Greetings from the Unity graphics team,
Unlike older APIs (DirectX11, OpenGL), modern graphics APIs (DirectX12, Vulkan, Metal) provide low level control over memory allocations and transfers. This introduced new challenges and opportunities for reducing the memory overhead.
We observed that high memory usage can be a common cause for lower GPU performance on modern APIs, and have been working on new optimizations which we would like to share. Along with general tips.
Before looking at these optimizations, it is useful to quickly review the memory architecture and characteristics of different platforms. Along with the impact of memory consumption and bandwidth usage on GPU performance.
GPU memory architecture at a high level
Discrete GPUs, like those found in your average gaming PC, include their own dedicated graphics memory. Which the GPU can access with very high bandwidth. This allows the GPU to read and write a huge amount of data all at once. Powerful gaming GPUs can have memory bandwidth of over 1000 GB/s.
Integrated GPUs, like those found in mobile devices and PCs without dedicated GPUs, utilize a shared / unified memory architecture. During rendering the GPU will read and write directly to system memory when needed. Mobile GPUs are often constrained by lower memory bandwidth which has to be shared between the CPU and GPU:
While the dedicated GPU enjoys very high memory bandwidth when accessing VRAM, transferring data to system memory will be limited by PCI express bandwidth. PCIe 4.0 with x16 slots has a limit of around 32 GB/s (unidirectional), much lower than the several hundreds of GB/s found in modern GPUs:
Exceeding the VRAM budget on dedicated GPUs will lead to memory bandwidth bottlenecks. The GPU will frequently run out of work to execute, and shader cores will sit idle while waiting for the needed data to be read from system memory. This leads to wasted GPU cycles, lower throughput and a large GPU performance hit.

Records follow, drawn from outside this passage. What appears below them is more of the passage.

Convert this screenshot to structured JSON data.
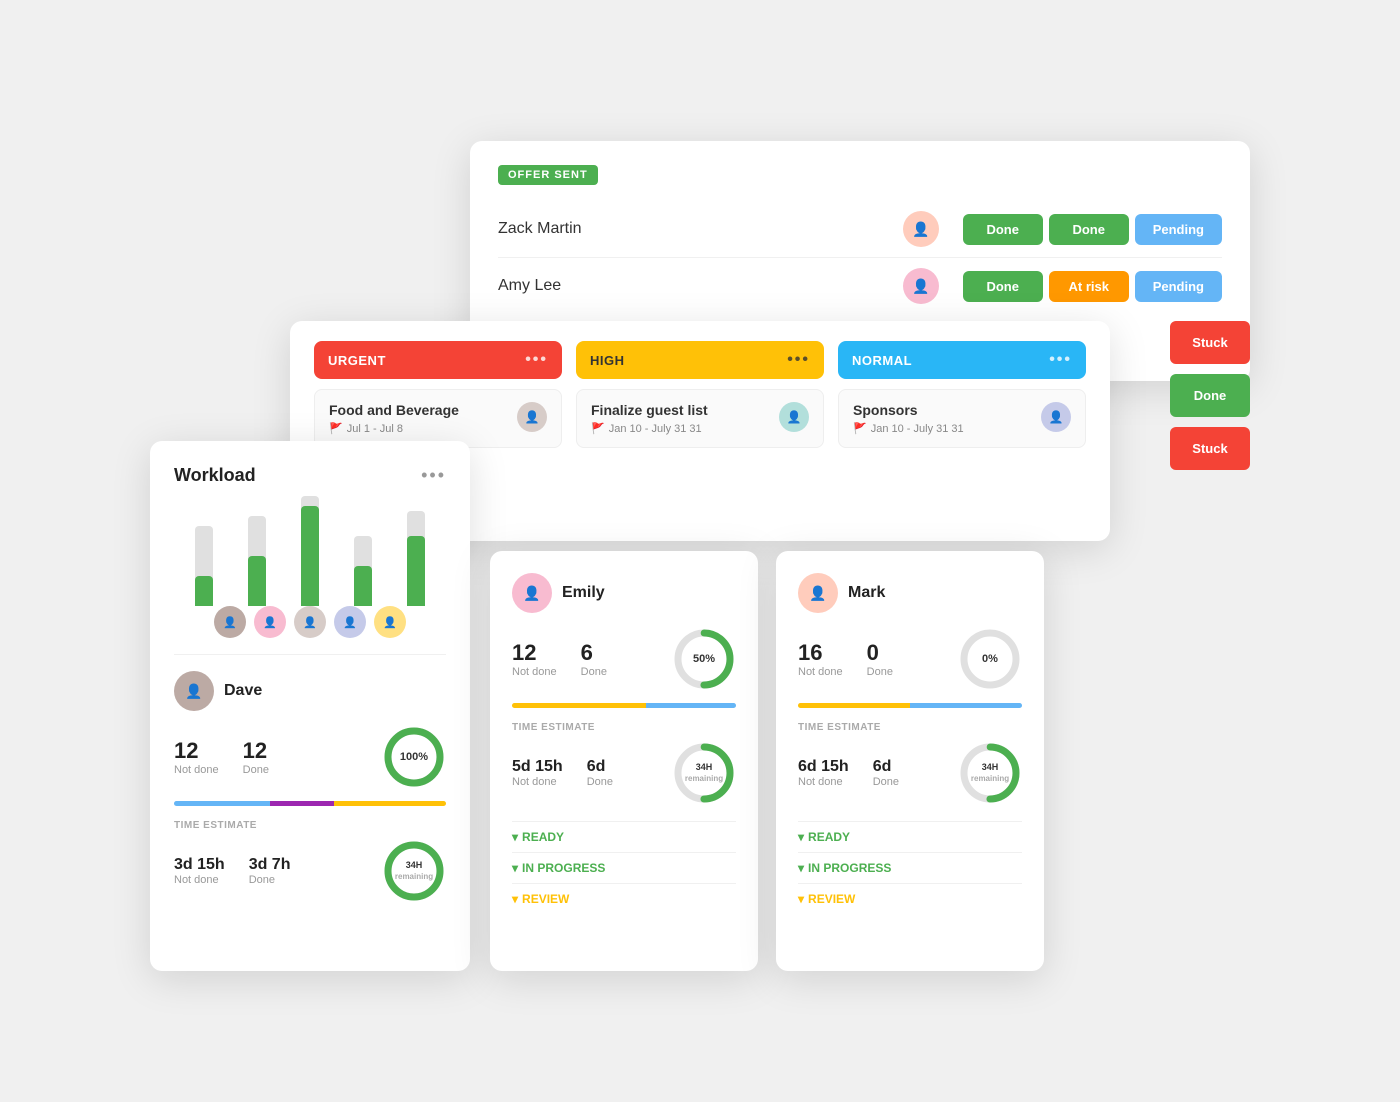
{
  "offer_card": {
    "badge": "OFFER SENT",
    "rows": [
      {
        "name": "Zack Martin",
        "tags": [
          "Done",
          "Done",
          "Pending"
        ],
        "tag_colors": [
          "done",
          "done",
          "pending"
        ]
      },
      {
        "name": "Amy Lee",
        "tags": [
          "Done",
          "At risk",
          "Pending"
        ],
        "tag_colors": [
          "done",
          "atrisk",
          "pending"
        ]
      }
    ]
  },
  "kanban": {
    "columns": [
      {
        "label": "URGENT",
        "style": "urgent",
        "task_title": "Food and Beverage",
        "task_date": "Jul 1 - Jul 8",
        "flag_color": "red"
      },
      {
        "label": "HIGH",
        "style": "high",
        "task_title": "Finalize guest list",
        "task_date": "Jan 10 - July 31 31",
        "flag_color": "yellow"
      },
      {
        "label": "NORMAL",
        "style": "normal",
        "task_title": "Sponsors",
        "task_date": "Jan 10 - July 31 31",
        "flag_color": "blue"
      }
    ],
    "side_tags": [
      "Stuck",
      "Done"
    ]
  },
  "workload": {
    "title": "Workload",
    "bars": [
      {
        "total": 80,
        "filled": 30
      },
      {
        "total": 90,
        "filled": 50
      },
      {
        "total": 110,
        "filled": 90
      },
      {
        "total": 70,
        "filled": 40
      },
      {
        "total": 95,
        "filled": 70
      }
    ],
    "person": {
      "name": "Dave",
      "not_done": 12,
      "done": 12,
      "percent": "100%",
      "time_estimate_label": "TIME ESTIMATE",
      "not_done_time": "3d 15h",
      "done_time": "3d 7h",
      "remaining": "34H"
    }
  },
  "emily_card": {
    "name": "Emily",
    "not_done": 12,
    "done": 6,
    "percent": "50%",
    "donut_pct": 50,
    "time_estimate_label": "TIME ESTIMATE",
    "not_done_time": "5d 15h",
    "done_time": "6d",
    "remaining": "34H",
    "sections": [
      "READY",
      "IN PROGRESS",
      "REVIEW"
    ]
  },
  "mark_card": {
    "name": "Mark",
    "not_done": 16,
    "done": 0,
    "percent": "0%",
    "donut_pct": 0,
    "time_estimate_label": "TIME ESTIMATE",
    "not_done_time": "6d 15h",
    "done_time": "6d",
    "remaining": "34H",
    "sections": [
      "READY",
      "IN PROGRESS",
      "REVIEW"
    ]
  },
  "labels": {
    "not_done": "Not done",
    "done": "Done",
    "stuck": "Stuck",
    "done_tag": "Done"
  }
}
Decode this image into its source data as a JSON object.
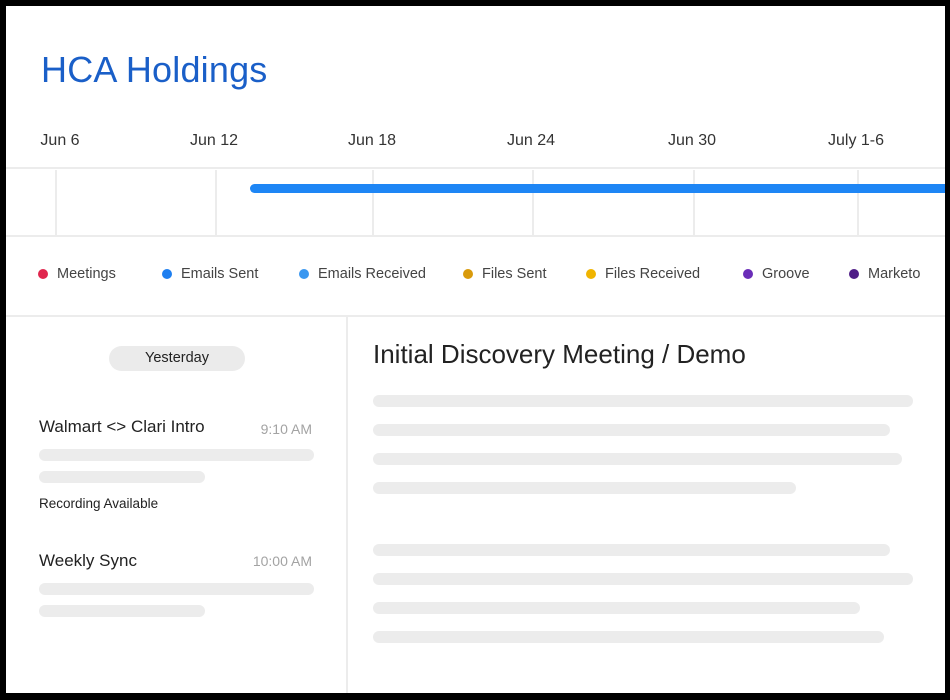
{
  "company": {
    "name": "HCA Holdings"
  },
  "timeline": {
    "dates": [
      "Jun 6",
      "Jun 12",
      "Jun 18",
      "Jun 24",
      "Jun 30",
      "July 1-6"
    ]
  },
  "legend": [
    {
      "label": "Meetings",
      "color": "#e0264d"
    },
    {
      "label": "Emails Sent",
      "color": "#1e7ff0"
    },
    {
      "label": "Emails Received",
      "color": "#3a97f0"
    },
    {
      "label": "Files Sent",
      "color": "#d99a0b"
    },
    {
      "label": "Files Received",
      "color": "#f0b400"
    },
    {
      "label": "Groove",
      "color": "#6a2db8"
    },
    {
      "label": "Marketo",
      "color": "#4f1d87"
    }
  ],
  "activity": {
    "day_label": "Yesterday",
    "events": [
      {
        "title": "Walmart <> Clari Intro",
        "time": "9:10 AM",
        "note": "Recording Available"
      },
      {
        "title": "Weekly Sync",
        "time": "10:00 AM"
      }
    ]
  },
  "detail": {
    "title": "Initial Discovery Meeting / Demo"
  }
}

Common reasons for high memory usage and general tips
Graphics memory usage will grow based on factors such as:
- Render texture resolution, affected by the render scale
- Number of render textures, affected by the render pipeline complexity
- Size and number of 2D textures
- Density and number of 3D models
- Number and size of allocated graphics buffers
You can minimize graphics memory usage by optimizing your texture and models. Enabling texture compression will reduce texture memory and bandwidth usage. When using a large number of textures, we recommend using Mip Map Streaming which allows you to configure the runtime memory budget for texture and mip-levels: Unity - Manual: Configure mipmap streaming
You can also reduce the Render Scale to scale down your render textures. Upscaling filters such as Unity’s STP and AMD’s FSR can then be used to preserve image quality:
One thing to consider is the behavior of Dynamic Resolution, which will currently allocate render textures using the maximum output resolution. To minimize render texture resolution, use “render scale” instead. We are actively working on a Dynamic Res optimization to limit the maximum RT resolution to fit the maximum fixed upscale resolution.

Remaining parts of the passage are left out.